Al pushed the disquieting thought out of his head and drove out of Detroit. The stash—the pooled millions in cash that he and Noel and Lee had amassed since beginning their enterprise –was buried on state land inside a closet safe, two counties north.

When he hit the Jeffries Freeway, aiming himself north, Al pushed the button that sent his window humming down. Wind and traffic sounds climbed inside the car with him. He pulled his wallet out of his jacket pocket and flipped it open on his lap. Once he had taken all the cash out, he threw the wallet out the window. His cell phone followed.

Allen Phelps was calm because he wasn’t a cop anymore. He had no more lies or deceptions to manage, no more roles to play. The man hurtling north was the same man who had stalked the deserts and mountains of foreign lands, a man who lived on mission clocks and a simple, reductive certainty that objectives were all that defined him.
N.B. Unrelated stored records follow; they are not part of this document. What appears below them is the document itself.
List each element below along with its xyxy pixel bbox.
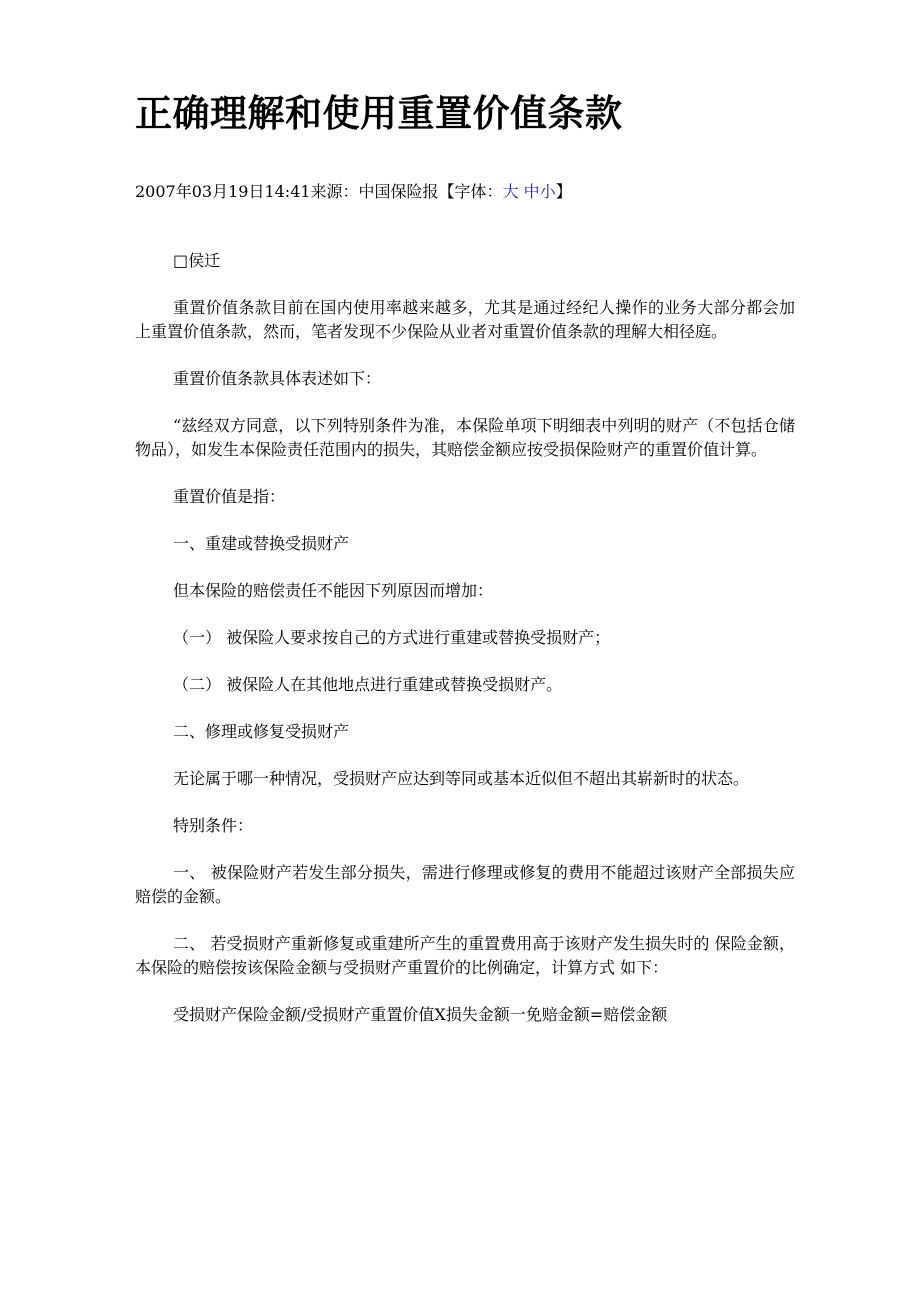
paragraph: 重置价值条款具体表述如下： bbox=[173, 369, 382, 388]
formula-line: 受损财产保险金额/受损财产重置价值X损失金额一免赔金额=赔偿金额 bbox=[173, 1005, 668, 1024]
paragraph: 二、 若受损财产重新修复或重建所产生的重置费用高于该财产发生损失时的 保险金额，本保险的赔偿按该保险金额与受损财产重置价的比例确定，计算方式 如下： bbox=[135, 934, 795, 977]
paragraph: （一） 被保险人要求按自己的方式进行重建或替换受损财产； bbox=[173, 628, 611, 647]
article-meta bbox=[135, 180, 572, 204]
paragraph: 二、修理或修复受损财产 bbox=[173, 722, 350, 741]
publish-info: 2007年03月19日14:41来源：中国保险报【字体： bbox=[135, 182, 503, 201]
paragraph: 但本保险的赔偿责任不能因下列原因而增加： bbox=[173, 581, 494, 600]
paragraph: 特别条件： bbox=[173, 816, 254, 835]
paragraph: 重置价值条款目前在国内使用率越来越多，尤其是通过经纪人操作的业务大部分都会加上重置价值条款，然而，笔者发现不少保险从业者对重置价值条款的理解大相径庭。 bbox=[135, 298, 795, 341]
paragraph: 重置价值是指： bbox=[173, 487, 286, 506]
paragraph: 一、重建或替换受损财产 bbox=[173, 534, 350, 553]
paragraph: 无论属于哪一种情况，受损财产应达到等同或基本近似但不超出其崭新时的状态。 bbox=[173, 769, 750, 788]
font-size-large-link[interactable]: 大 bbox=[502, 182, 519, 201]
meta-bracket-close: 】 bbox=[555, 182, 572, 201]
paragraph: “兹经双方同意，以下列特别条件为准，本保险单项下明细表中列明的财产（不包括仓储物品），如发生本保险责任范围内的损失，其赔偿金额应按受损保险财产的重置价值计算。 bbox=[135, 416, 795, 459]
author-line: □侯迁 bbox=[173, 251, 221, 270]
article-title: 正确理解和使用重置价值条款 bbox=[135, 92, 623, 135]
font-size-small-link[interactable]: 小 bbox=[539, 182, 556, 201]
paragraph: （二） 被保险人在其他地点进行重建或替换受损财产。 bbox=[173, 675, 563, 694]
font-size-medium-link[interactable]: 中 bbox=[523, 182, 540, 201]
paragraph: 一、 被保险财产若发生部分损失，需进行修理或修复的费用不能超过该财产全部损失应赔偿的金额。 bbox=[135, 863, 795, 906]
article-body bbox=[135, 249, 795, 1050]
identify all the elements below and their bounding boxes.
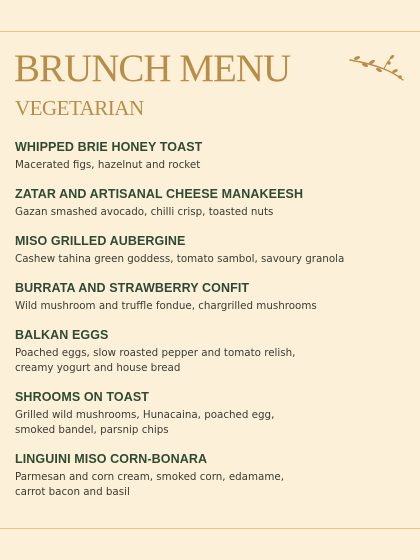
menu-item-description: Macerated figs, hazelnut and rocket xyxy=(15,159,201,171)
menu-item xyxy=(15,280,410,314)
menu-item-name: BALKAN EGGS xyxy=(15,328,109,342)
menu-item-description: Parmesan and corn cream, smoked corn, edamame, carrot bacon and basil xyxy=(15,471,284,498)
bottom-divider xyxy=(0,528,420,529)
menu-item-name: SHROOMS ON TOAST xyxy=(15,390,150,404)
menu-item xyxy=(15,451,410,500)
menu-item-name: BURRATA AND STRAWBERRY CONFIT xyxy=(15,281,250,295)
leafy-sprig-icon xyxy=(348,52,406,82)
menu-item xyxy=(15,233,410,267)
menu-item-description: Grilled wild mushrooms, Hunacaina, poached egg, smoked bandel, parsnip chips xyxy=(15,409,275,436)
menu-item-description: Gazan smashed avocado, chilli crisp, toasted nuts xyxy=(15,206,274,218)
menu-item-name: LINGUINI MISO CORN-BONARA xyxy=(15,452,208,466)
menu-item-name: WHIPPED BRIE HONEY TOAST xyxy=(15,140,203,154)
page-title: BRUNCH MENU xyxy=(14,47,291,90)
top-divider xyxy=(0,31,420,32)
menu-item-name: ZATAR AND ARTISANAL CHEESE MANAKEESH xyxy=(15,187,304,201)
menu-item-description: Cashew tahina green goddess, tomato sambol, savoury granola xyxy=(15,253,345,265)
menu-item xyxy=(15,327,410,376)
menu-item xyxy=(15,389,410,438)
menu-item xyxy=(15,186,410,220)
menu-item-description: Wild mushroom and truffle fondue, chargrilled mushrooms xyxy=(15,300,317,312)
menu-item xyxy=(15,139,410,173)
menu-list xyxy=(15,139,410,513)
menu-subtitle: VEGETARIAN xyxy=(15,96,144,120)
menu-item-name: MISO GRILLED AUBERGINE xyxy=(15,234,186,248)
menu-item-description: Poached eggs, slow roasted pepper and tomato relish, creamy yogurt and house bread xyxy=(15,347,296,374)
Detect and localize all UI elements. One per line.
He had three. First, he would collect the money-stash. Then he would continue north to Marquette and collect the unsold pounds of heroin from Vernon’s crematorium there. All of the northern product was getting delivered to Canadian contacts Darnell had supplied. If he could deliver whatever was still left to those contacts, he could add those riches to the money-stash. After that, it was all flight and evasion until he could get to a jurisdiction that wouldn’t extradite. But that was far down the road, he knew. The cash and heroin were simple, easily attained goals. After that, he would have plenty of room to breathe in the wild expanses of the Upper Peninsula. He could plan his route to safety then.

Allen Phelps stared fixedly into the future as the road disappeared under his wheels.

 

*

 

Malcolm was not overly mindful to disguise the fact that he was following Allen Phelps as the Lieutenant drove deeper into the rural stretches of Michigan. He always kept at least one vehicle between his and the TAC lieutenant’s, but did nothing beyond that.

He understood predators as well as he understood prey. A rabbit knew in the deepest part of itself exactly what it meant when a winged shadow appeared and danced over the grass ahead of it.

But Allen Phelps was no rabbit. As far as he was concerned, all of the sky was his and his alone. Malcolm weaved through the afternoon traffic, his window down, and listened to the snapping rush of wind sing him dark promises.